Welcome to Dr. Bing Zhang’s Lab at the Baylor College of Medicine. We develop and use integrative bioinformatics approaches to extract biological meanings from experimental data and generate hypotheses for experimental validation. Please explore our website to learn more about our people and our research.
[2020-04] Bo’s paper Cancer neoantigen prioritization through sensitive and reliable proteogenomics analysis has been published in Nature Communications. Congratulations, Bo! Identifying mutation-derived neoantigens by proteogenomics requires robust strategies for quality control. In this paper, we propose peptide retention time as an evaluation metric for proteogenomics quality control methods, and develop a deep learning algorithm AutoRT for accurate retention time prediction. Our systematic evaluation, using the proposed retention time metric, provides insights and practical guidance on the selection of quality control strategies. We implement the recommended strategy in a computational workflow named NeoFlow to support proteogenomics-based neoantigen prioritization, enabling more sensitive discovery of putative neoantigens.
[2020-02] The CPTAC study Proteogenomic Characterization of Endometrial Carcinoma has been published in Cell. Congratulations to Yongchao and all co-authors!
[2020-01] Our collaborative study with Drs. Ellis, Carr and other colleagues entitled Microscaled proteogenomic methods for precision oncology has been published in Nature Communications. Congratulations to Eric and all co-authors!
[2019-12] Congratulations to Faye for passing the QCB PhD Qualifying Exam!
[2019-10] Chaozhong Liu from the QCB program joined the lab for a research rotation. Welcome, Chaozhong!
[2019-07] Zifan Zhao from the Cancer & Cell Biology program joined the lab for a research rotation. Welcome, Zifan!
[2019-07] Linhua Wang from the QCB program joined the group for a research rotation. Welcome, Linhua!
[2019-05] Sara and Zhiao’s paper Graph algorithms for condensing and consolidating gene set analysis results has been published in Molecular & Cellular Proteomics. Two graph algorithms were used to integrate gene set analysis results from multiple experiments, such as multi-omics or pan-cancer studies. Specifically, a weighted set cover algorithm was used to reduce redundancy of gene sets identified in a single experiment, and then affinity propagation was used to consolidate similar gene sets identified from multiple experiments into clusters and to automatically determine the most representative gene set for each cluster. This has been implemented in an R package Sumer, which is available at https://github.com/bzhanglab/sumer.
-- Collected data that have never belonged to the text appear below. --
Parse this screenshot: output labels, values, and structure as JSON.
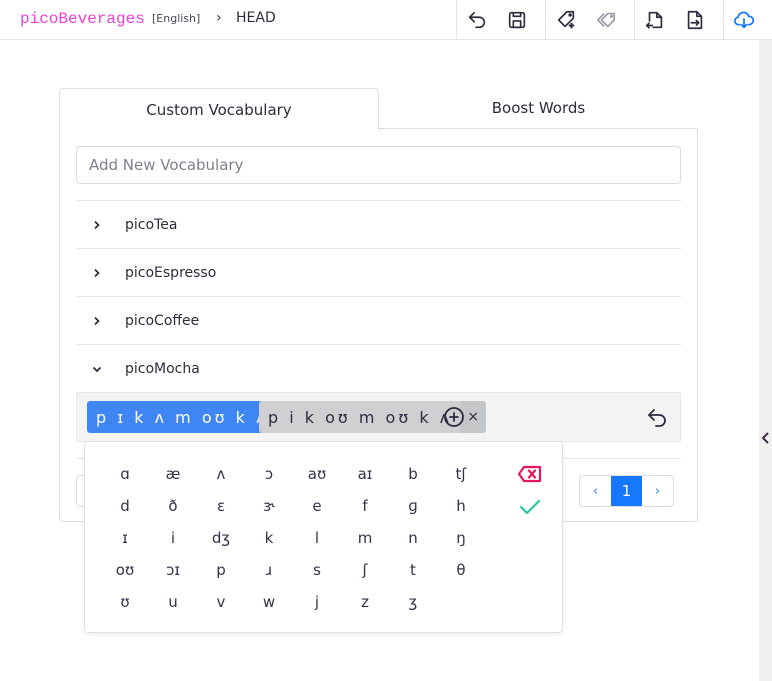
{
  "header": {
    "project_name": "picoBeverages",
    "language": "[English]",
    "breadcrumb_separator": "›",
    "branch": "HEAD",
    "toolbar": [
      {
        "icon": "undo-icon",
        "label": "Undo"
      },
      {
        "icon": "save-icon",
        "label": "Save"
      },
      {
        "icon": "tag-add-icon",
        "label": "Add tag"
      },
      {
        "icon": "tags-icon",
        "label": "Tags",
        "disabled": true
      },
      {
        "icon": "file-import-icon",
        "label": "Import"
      },
      {
        "icon": "file-export-icon",
        "label": "Export"
      },
      {
        "icon": "cloud-download-icon",
        "label": "Download"
      }
    ]
  },
  "colors": {
    "brand": "#f03fd6",
    "accent": "#1677ff",
    "chip_blue": "#3f86f4",
    "chip_gray": "#cfd0d1",
    "delete": "#e8175d",
    "confirm": "#2ac7a6"
  },
  "tabs": [
    {
      "label": "Custom Vocabulary",
      "active": true
    },
    {
      "label": "Boost Words",
      "active": false
    }
  ],
  "add_input": {
    "placeholder": "Add New Vocabulary",
    "value": ""
  },
  "vocabulary": [
    {
      "word": "picoTea",
      "expanded": false
    },
    {
      "word": "picoEspresso",
      "expanded": false
    },
    {
      "word": "picoCoffee",
      "expanded": false
    },
    {
      "word": "picoMocha",
      "expanded": true
    }
  ],
  "pronunciations": [
    {
      "ipa": "pɪkʌmoʊkʌ",
      "display": "p ɪ k ʌ m oʊ k ʌ",
      "selected": true,
      "remove": "×"
    },
    {
      "ipa": "pikoʊmoʊkʌ",
      "display": "p i k oʊ m oʊ k ʌ",
      "selected": false,
      "remove": "×"
    }
  ],
  "pagination": {
    "prev": "‹",
    "current": "1",
    "next": "›"
  },
  "ipa_keyboard": {
    "keys": [
      "ɑ",
      "æ",
      "ʌ",
      "ɔ",
      "aʊ",
      "aɪ",
      "b",
      "tʃ",
      "d",
      "ð",
      "ɛ",
      "ɝ",
      "e",
      "f",
      "ɡ",
      "h",
      "ɪ",
      "i",
      "dʒ",
      "k",
      "l",
      "m",
      "n",
      "ŋ",
      "oʊ",
      "ɔɪ",
      "p",
      "ɹ",
      "s",
      "ʃ",
      "t",
      "θ",
      "ʊ",
      "u",
      "v",
      "w",
      "j",
      "z",
      "ʒ"
    ]
  }
}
[2019-05] Yuxing’s paper WebGestalt 2019: gene set analysis toolkit with revamped UIs and APIs has been published in Nucleic Acids Research. There are five major changes in this new version: 1) We have completely redesigned result visualizations and user interfaces to improve user-friendliness and to provide multiple types of interactive and publication-ready figures. 2) To address the growing and unique need for phosphoproteomics data interpretation, we have implemented phosphosite set analysis to identify important kinases from phosphoproteomics data. 3) To facilitate comprehension of the enrichment results, we have implemented two methods to reduce redundancy between enriched gene sets. 4) We introduced a web API for other applications to get data programmatically from the WebGestalt server or pass data to WebGestalt for analysis. 5) We wrapped the core computation into an R package called WebGestaltR for users to perform analysis locally or in third party workflows.